Insgesamt war die Mao-Ära durch eine fast unaufhörliche Folge größerer und kleinerer Kampagnen geprägt.
In der Mao-Ära wurden die VRCh industrialisiert. Die Finanzierung der Industrialisierung erfolgte durch die Bereitstellung billiger Lebensmittel für die Arbeiter, die geringe Löhne ermöglichten und damit hohe Investitionsquoten.12 Das durchschnittliche Wachstum des BIPs in der Mao-Ära lag bei 6,7%, nach Maddison bei 4,7%, wobei es in den einzelnen Etappen sehr unterschiedlich war. Insbesondere brachen die Wachstumsraten während des Großen Sprungs und in Teilphasen der Kulturrevolution ein13. Dies ist für den fast dreißigjährigen Zeitraum der Mao-Ära ein hoher Wachstumswert. Das durchschnittliche Wachstum lag in der Mao-Ära unter dem von Taiwan oder Südkorea, die von den USA als Frontstaaten gegen den Kommunismus aufgebaut wurden. Diese Länder versuchten nicht, eine autarke Wirtschaft aufzubauen, wie es für die VRCh gemäß dem Vorbild der Sowjetunion erfolgte und aufgrund der äußeren Bedrohung notwendig war. Wemheuer weist darauf hin, dass das Produktivitätswachstum in der Landwirtschaft mit 2% ziemlich gering war, ein Problem, mit dem auch die Sowjetunion zu kämpfen hatte. Da die Bevölkerung in der VRCh etwa im gleichen Maßstab wie die landwirtschaftliche Produktion wuchs, verbesserte sich die Ernährungslage in der Mao-Ära kaum.
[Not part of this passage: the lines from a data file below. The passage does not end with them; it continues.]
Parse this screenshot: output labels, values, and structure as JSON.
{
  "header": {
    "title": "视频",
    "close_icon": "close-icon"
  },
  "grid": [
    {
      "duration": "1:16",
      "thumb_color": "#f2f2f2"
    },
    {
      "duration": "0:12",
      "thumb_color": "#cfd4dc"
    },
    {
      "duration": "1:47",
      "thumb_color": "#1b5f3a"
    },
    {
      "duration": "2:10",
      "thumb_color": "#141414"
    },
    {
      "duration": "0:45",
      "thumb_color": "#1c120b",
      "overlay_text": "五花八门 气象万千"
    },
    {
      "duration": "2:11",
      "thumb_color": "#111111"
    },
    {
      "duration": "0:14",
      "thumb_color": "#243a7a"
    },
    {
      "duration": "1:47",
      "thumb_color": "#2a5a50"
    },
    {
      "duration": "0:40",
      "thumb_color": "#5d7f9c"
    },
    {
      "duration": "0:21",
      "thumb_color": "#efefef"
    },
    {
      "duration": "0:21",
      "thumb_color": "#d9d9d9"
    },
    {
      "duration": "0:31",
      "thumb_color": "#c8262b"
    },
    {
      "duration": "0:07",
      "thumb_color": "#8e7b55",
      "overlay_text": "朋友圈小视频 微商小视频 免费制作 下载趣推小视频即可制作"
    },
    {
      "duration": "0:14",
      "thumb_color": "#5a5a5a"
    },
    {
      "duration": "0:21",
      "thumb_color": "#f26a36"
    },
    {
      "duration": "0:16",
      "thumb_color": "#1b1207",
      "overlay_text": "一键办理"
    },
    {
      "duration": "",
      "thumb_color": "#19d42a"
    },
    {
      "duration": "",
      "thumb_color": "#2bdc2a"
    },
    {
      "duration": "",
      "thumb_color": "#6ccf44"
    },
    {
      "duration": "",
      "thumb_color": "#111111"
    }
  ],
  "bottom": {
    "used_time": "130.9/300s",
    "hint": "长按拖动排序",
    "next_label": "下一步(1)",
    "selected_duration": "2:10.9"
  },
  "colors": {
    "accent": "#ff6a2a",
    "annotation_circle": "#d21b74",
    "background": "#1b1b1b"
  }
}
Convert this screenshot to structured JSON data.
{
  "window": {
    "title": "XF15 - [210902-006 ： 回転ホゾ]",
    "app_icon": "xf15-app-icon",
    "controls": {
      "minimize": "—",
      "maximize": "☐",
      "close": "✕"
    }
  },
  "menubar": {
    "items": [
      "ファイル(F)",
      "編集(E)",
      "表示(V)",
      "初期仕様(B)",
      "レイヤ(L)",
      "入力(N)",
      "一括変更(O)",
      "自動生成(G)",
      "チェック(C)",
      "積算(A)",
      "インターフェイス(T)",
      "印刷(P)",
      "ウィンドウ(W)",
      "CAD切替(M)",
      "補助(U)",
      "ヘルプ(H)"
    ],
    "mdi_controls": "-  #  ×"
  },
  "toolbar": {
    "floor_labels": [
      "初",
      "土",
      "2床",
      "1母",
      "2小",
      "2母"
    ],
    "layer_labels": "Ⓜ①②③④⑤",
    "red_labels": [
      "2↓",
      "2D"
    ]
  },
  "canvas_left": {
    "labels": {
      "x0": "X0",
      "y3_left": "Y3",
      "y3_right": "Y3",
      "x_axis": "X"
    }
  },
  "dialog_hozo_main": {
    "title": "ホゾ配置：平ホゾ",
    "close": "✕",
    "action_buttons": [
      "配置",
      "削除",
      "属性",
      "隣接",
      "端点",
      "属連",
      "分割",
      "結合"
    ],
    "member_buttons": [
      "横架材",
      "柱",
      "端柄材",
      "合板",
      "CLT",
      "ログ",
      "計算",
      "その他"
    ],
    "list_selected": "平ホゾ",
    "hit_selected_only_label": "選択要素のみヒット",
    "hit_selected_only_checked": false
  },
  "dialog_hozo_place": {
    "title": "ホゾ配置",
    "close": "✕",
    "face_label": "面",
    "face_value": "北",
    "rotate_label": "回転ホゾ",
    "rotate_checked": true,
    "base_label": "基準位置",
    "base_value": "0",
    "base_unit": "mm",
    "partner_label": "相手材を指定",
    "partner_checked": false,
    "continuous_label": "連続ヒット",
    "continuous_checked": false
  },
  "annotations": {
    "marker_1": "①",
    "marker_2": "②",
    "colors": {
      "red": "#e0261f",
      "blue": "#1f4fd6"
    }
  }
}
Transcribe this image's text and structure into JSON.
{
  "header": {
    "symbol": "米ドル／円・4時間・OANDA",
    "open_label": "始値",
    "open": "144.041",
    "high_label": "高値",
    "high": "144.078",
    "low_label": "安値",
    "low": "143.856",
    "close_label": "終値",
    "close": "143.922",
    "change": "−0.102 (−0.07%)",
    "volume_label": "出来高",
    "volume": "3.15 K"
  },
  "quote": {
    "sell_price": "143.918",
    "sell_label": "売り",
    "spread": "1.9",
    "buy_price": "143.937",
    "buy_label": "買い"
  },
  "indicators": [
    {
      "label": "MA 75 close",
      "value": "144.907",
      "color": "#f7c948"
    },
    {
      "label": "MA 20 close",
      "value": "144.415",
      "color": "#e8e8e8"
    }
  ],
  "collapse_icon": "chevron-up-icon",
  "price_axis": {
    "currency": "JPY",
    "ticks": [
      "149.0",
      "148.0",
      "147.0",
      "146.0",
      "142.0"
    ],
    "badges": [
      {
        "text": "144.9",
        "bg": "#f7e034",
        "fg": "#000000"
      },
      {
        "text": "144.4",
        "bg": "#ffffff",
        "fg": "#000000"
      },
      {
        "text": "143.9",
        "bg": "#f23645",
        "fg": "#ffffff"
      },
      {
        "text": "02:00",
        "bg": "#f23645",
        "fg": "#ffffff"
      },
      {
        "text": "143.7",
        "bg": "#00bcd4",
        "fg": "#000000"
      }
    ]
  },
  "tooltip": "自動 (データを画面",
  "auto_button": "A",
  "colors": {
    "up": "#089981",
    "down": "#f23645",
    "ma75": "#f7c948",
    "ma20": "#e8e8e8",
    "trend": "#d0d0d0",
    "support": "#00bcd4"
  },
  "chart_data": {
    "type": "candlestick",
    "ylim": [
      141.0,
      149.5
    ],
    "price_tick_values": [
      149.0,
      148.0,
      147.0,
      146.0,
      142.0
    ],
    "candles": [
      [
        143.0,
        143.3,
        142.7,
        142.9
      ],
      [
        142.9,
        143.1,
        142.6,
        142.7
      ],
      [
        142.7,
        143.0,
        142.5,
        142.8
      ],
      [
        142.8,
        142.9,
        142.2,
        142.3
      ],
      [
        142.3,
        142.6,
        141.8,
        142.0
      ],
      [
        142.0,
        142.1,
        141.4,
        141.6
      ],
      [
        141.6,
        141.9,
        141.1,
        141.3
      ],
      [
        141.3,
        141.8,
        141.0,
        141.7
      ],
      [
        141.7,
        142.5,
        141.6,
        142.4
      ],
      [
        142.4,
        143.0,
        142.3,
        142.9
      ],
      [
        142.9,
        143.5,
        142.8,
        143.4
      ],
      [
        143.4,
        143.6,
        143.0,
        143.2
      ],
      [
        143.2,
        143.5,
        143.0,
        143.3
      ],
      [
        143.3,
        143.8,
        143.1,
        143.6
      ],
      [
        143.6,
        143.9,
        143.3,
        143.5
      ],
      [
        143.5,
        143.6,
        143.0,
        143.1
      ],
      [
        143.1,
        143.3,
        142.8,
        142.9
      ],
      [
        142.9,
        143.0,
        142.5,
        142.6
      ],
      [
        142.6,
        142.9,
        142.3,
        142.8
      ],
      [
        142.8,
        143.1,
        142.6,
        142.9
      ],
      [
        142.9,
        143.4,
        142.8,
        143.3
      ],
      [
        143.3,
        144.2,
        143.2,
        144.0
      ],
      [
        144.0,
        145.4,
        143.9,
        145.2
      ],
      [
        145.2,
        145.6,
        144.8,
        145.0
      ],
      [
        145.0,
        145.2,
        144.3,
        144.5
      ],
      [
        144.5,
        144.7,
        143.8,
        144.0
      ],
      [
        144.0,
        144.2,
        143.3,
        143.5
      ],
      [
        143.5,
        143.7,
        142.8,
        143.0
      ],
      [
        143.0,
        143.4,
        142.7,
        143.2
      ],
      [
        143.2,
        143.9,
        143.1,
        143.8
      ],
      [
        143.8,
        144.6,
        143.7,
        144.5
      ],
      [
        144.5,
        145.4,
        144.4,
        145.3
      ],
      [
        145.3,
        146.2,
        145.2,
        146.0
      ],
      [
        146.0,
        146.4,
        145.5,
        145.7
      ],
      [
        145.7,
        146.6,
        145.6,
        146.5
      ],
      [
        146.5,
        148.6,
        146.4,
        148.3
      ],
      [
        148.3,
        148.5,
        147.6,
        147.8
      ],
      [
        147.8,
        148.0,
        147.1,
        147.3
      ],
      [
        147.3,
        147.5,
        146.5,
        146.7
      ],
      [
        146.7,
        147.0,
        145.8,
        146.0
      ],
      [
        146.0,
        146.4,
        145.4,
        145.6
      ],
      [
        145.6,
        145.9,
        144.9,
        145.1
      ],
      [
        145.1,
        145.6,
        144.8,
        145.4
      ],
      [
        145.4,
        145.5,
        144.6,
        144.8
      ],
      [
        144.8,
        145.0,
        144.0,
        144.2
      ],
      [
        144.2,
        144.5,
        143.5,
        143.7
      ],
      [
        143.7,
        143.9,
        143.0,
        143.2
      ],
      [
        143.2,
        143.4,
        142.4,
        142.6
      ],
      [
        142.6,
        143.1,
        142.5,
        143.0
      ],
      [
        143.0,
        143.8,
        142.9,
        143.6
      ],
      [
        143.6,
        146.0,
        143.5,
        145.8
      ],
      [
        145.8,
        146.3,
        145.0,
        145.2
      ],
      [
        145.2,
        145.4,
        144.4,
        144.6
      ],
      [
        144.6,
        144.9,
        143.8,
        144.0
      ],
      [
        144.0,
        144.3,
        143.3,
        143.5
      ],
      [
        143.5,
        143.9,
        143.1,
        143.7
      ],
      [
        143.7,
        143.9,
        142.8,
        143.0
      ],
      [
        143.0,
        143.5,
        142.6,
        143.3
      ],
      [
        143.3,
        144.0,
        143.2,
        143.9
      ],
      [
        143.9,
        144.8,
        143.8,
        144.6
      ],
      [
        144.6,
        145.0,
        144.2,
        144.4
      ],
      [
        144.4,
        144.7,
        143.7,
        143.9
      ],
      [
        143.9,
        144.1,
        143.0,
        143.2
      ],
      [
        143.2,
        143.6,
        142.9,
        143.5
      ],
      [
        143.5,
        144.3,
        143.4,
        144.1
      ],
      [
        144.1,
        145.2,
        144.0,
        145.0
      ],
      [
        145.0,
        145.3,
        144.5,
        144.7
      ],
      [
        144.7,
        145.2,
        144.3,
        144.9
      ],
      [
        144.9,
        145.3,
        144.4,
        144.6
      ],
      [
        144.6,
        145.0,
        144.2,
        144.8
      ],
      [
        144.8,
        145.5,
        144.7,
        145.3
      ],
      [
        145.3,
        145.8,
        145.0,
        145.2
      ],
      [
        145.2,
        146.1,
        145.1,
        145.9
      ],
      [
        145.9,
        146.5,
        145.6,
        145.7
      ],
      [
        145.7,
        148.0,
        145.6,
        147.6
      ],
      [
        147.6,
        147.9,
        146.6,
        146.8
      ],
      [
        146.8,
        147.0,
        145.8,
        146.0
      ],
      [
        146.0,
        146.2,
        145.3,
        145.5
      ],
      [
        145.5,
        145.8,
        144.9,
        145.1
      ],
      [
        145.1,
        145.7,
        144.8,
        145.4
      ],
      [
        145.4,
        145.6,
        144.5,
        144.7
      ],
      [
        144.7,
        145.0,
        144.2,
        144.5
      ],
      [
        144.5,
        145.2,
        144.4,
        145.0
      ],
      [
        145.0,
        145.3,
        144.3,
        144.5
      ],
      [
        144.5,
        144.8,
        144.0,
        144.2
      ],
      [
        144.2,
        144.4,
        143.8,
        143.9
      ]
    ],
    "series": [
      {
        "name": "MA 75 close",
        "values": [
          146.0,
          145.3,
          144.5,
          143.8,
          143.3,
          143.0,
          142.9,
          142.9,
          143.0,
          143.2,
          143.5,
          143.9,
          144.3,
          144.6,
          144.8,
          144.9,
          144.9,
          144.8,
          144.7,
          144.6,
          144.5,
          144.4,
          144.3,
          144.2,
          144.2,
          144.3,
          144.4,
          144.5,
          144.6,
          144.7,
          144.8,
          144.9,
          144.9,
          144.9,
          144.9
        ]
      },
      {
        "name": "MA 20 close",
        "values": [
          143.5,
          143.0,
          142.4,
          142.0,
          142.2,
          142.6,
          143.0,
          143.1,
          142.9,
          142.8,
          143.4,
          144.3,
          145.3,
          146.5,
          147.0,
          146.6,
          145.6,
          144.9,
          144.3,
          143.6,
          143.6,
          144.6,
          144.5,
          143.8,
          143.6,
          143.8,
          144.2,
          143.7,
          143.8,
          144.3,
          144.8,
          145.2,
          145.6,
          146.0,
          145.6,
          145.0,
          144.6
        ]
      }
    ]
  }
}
Das Problem unzureichender Ernährung konnte in der Mao-Ära nicht gelöst werden. Auch konnte nur selten ein ausgewogenes Verhältnis zwischen der Entwicklung der Landwirtschaft und der Industrie erreicht werden. Große Fortschritte gab es im Aufbau eines Gesundheitssystems, der Alphabetisierung, bei der Bewässerung und der Infrastruktur.14
Ausführlich geht Wemheuer auf die Hierarchien und Klassifizierungen in der chinesischen Gesellschaft der Mao-Ära ein.15 Darstellen möchte ich nur das Hukou-System, da es auch in der Reform-Ära eine große Rolle spielt. Hukou bedeutet die Registrierung der chinesischen Bevölkerung in Agrar- und Nichtagrarhaushalte, er verbietet Personen mit ländlichem Hukou, sich in Städten anzusiedeln, sichert Personen mit ländlichem Hukou aber auch einen Anspruch auf die Bearbeitung von Land. Andere Klassifizierungen, wie die in „gute oder schlechte Elemente“ spielten in der Kulturrevolution eine große Rolle. Das Hukou wurde 1958 eingeführt und gilt trotz Lockerungen im Prinzip noch heute. Die Lockerungen hängen davon ab, wie groß der Bedarf an zusätzlichen Arbeitskräften in den Städten ist. Die städtische Gesellschaft wurde weitgehend in gesellschaftlichen Basisorganisationen, den Danwei, organisiert. In der Mao-Ära übernahmen die Volkskommunen auf dem Land teilweise die sozialen Aufgaben, die das Danweisystem in der Stadt erfüllte. Die Mitglieder des Danwei hatten lebenslange Beschäftigung und danach eine Rente, kostenlose Gesundheitsversorgung, Zugang zum Bildungswesen, billigem Wohnraum, gesellschaftlichen Veranstaltungen und zu Rationierungsmarken für Lebensmittel und Gebrauchsgüter. Dieses System hat den Namen „Eiserne Reisschüssel“. Es wurde in der Reform-Ära Schritt für Schritt abgebaut. Allerdings gab es auch in der Mao-Ära Vertragsarbeiter außerhalb des Danweisystems.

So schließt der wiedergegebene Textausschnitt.